連続テレビ小説『虎に翼』(写真/NHK提供)

「自然体な寝顔に見惚れた」

 1993年に石田にとって初となる連続ドラマ主演作『彼女の嫌いな彼女』(日本テレビ系)を手掛けたプロデューサーの山本和夫氏はこう語る。

「妹の石田ひかりさんの主演作『悪女』(1992年)も手掛けましたが、ひかりさんが天真爛漫な天才肌なのに対して、石田さんは等身大で、しっとりとした魅力が新人時代からあった。“私が私が”と前に出るタイプじゃないけれど、センターに置いても映える女優。

 当時演出もやっていて、大人しい石田さんに『もっとテンションを高く』と若手演出家にありがちな表面的な指示を出しましたが、そこにハマるタイプではなかった。きっと僕が求めたテンションで演じていたら不自然になっていたと思います。彼女はそういうさじ加減が当時からできる人でしたし、そんな自分の魅力をわかっていたと思います」

 母親役から独身女性まで50代になってからも石田の出演作は途切れることがない。『虎に翼』を観ながら山本氏はこう考えていると言う。

「今でも覚えているのが、助手席に座っているシーンの撮影中に数分の待ちが入り、石田さんがその場でふっと寝ちゃったんです。その寝顔がまた可愛くてカメラマンと一緒に見惚れたんですよ。まだ新人なのにそんな場でも素でスッと寝ちゃう、そういう天然で自然体なところがあったし、ストレスのかかる現場でも動じない人だった。俳優というのは演技力以上に人間としての魅力が大事。
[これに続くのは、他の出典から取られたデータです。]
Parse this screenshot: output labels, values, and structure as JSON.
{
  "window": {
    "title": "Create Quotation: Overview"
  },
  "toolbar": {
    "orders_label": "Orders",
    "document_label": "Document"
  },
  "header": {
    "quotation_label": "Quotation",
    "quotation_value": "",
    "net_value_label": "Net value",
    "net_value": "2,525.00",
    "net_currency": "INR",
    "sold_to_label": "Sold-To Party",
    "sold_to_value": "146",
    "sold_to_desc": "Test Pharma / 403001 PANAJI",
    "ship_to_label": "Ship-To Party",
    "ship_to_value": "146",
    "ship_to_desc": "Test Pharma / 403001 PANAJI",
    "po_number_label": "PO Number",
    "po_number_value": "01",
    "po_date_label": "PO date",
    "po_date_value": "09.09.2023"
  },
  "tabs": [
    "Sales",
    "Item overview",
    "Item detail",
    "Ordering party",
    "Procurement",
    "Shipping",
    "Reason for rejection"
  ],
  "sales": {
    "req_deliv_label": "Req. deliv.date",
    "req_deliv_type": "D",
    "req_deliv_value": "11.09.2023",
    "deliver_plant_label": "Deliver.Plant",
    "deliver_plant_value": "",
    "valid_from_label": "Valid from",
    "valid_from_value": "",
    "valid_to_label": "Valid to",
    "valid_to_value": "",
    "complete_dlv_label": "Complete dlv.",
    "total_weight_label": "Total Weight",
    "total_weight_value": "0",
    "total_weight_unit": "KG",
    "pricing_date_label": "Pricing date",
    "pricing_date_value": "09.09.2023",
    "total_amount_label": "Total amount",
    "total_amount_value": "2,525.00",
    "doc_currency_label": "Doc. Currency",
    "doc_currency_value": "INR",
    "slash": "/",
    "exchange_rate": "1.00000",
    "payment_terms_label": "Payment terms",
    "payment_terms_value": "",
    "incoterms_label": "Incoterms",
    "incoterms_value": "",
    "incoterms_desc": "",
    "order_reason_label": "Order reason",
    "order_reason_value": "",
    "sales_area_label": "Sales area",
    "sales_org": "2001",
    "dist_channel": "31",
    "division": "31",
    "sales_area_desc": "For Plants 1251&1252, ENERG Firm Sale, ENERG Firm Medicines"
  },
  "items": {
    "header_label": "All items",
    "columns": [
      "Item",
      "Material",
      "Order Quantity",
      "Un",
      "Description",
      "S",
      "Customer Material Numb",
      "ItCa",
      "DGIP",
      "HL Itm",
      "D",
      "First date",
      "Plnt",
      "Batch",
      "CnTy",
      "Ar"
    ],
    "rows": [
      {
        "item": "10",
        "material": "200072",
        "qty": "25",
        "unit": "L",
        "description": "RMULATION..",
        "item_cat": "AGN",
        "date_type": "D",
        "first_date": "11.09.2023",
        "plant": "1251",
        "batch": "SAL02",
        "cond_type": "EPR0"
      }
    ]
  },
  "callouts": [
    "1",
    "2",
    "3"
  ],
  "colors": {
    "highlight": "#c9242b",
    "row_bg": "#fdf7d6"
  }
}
 今でこそ『奇跡の50代』『ナチュラルなお一人様』としても愛されているけれど、それは彼女の揺るがない魅力に皆さんが気づいたということ。30年以上を経て、彼女は自然体ながらも年齢とともに人間の深みも増して演技の幅を拡げた。だからこそ、このような母親役が演じられるんだなと思って眺めています」

 石田自身、はるを「とにかく母としての強さを感じる、かっこいい人」と評すが、これから物語をどう彩っていくか──。